After reading about the Baltimore family's pledge to leave the television off this week, someone from a local radio station called their house in Gardenville and reached 5-year-old Candace.

"Put the TV on! Put the TV on now!" the voice exhorted the girl. But Candace was steadfast. The TV stayed off.

Candace and her family are participating in the first annual "National TV-Turnoff Week." The week is sponsored by TV-Free America, a Washington, D.C.-based advocacy group.

It was Lynn Whye who wanted her family to participate in the event this week. Mrs. Whye was looking forward to spending more time with her husband, Milford, and their three daughters. But cloudy skies and drizzle on Monday put a damper on the family's plans to spend some time together outdoors.

"I was hoping for a bright, sunny day," Mrs. Whye said.

So instead of turning on the TV after school, Candace and Alicia, 10, put on their skates and zoomed around the family basement.

Their older sister, 16-year-old Shanna, did homework over at a friend's house before her mom telephoned for her to come.
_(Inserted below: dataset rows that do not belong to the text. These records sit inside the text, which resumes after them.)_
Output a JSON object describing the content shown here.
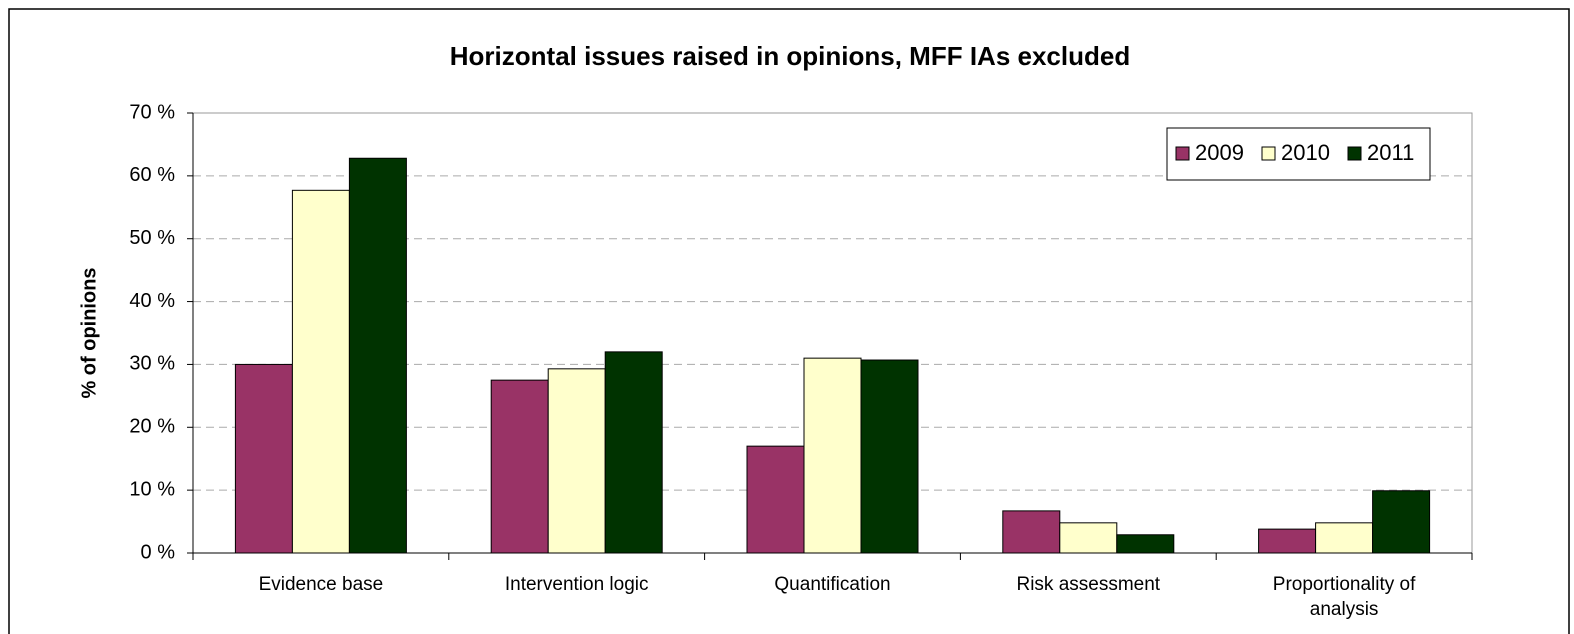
{
  "chart_data": {
    "type": "bar",
    "title": "Horizontal issues raised in opinions, MFF IAs excluded",
    "y_label": "% of opinions",
    "categories": [
      "Evidence base",
      "Intervention logic",
      "Quantification",
      "Risk assessment",
      "Proportionality of analysis"
    ],
    "series": [
      {
        "name": "2009",
        "color": "#993366",
        "values": [
          30,
          27.5,
          17,
          6.7,
          3.8
        ]
      },
      {
        "name": "2010",
        "color": "#FFFFCC",
        "values": [
          57.7,
          29.3,
          31,
          4.8,
          4.8
        ]
      },
      {
        "name": "2011",
        "color": "#003300",
        "values": [
          62.8,
          32,
          30.7,
          2.9,
          9.9
        ]
      }
    ],
    "ylim": [
      0,
      70
    ],
    "yticks": [
      {
        "value": 0,
        "label": "0 %"
      },
      {
        "value": 10,
        "label": "10 %"
      },
      {
        "value": 20,
        "label": "20 %"
      },
      {
        "value": 30,
        "label": "30 %"
      },
      {
        "value": 40,
        "label": "40 %"
      },
      {
        "value": 50,
        "label": "50 %"
      },
      {
        "value": 60,
        "label": "60 %"
      },
      {
        "value": 70,
        "label": "70 %"
      }
    ],
    "grid": true,
    "legend": "top-right"
  }
}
Shanna and her father were the least enthused about a week without TV. The teen was mostly on the honor system to stick to the family pledge. Her father, Milford, was already scheduled to play in a basketball game Monday night, but family members say the publicity about their pledge has generated a little "positive pressure" on him.

"He's been getting a lot of pats on the back for doing this," Mrs. Whye said.

"Daddy didn't turn on the TV," Alicia said. "He read a book."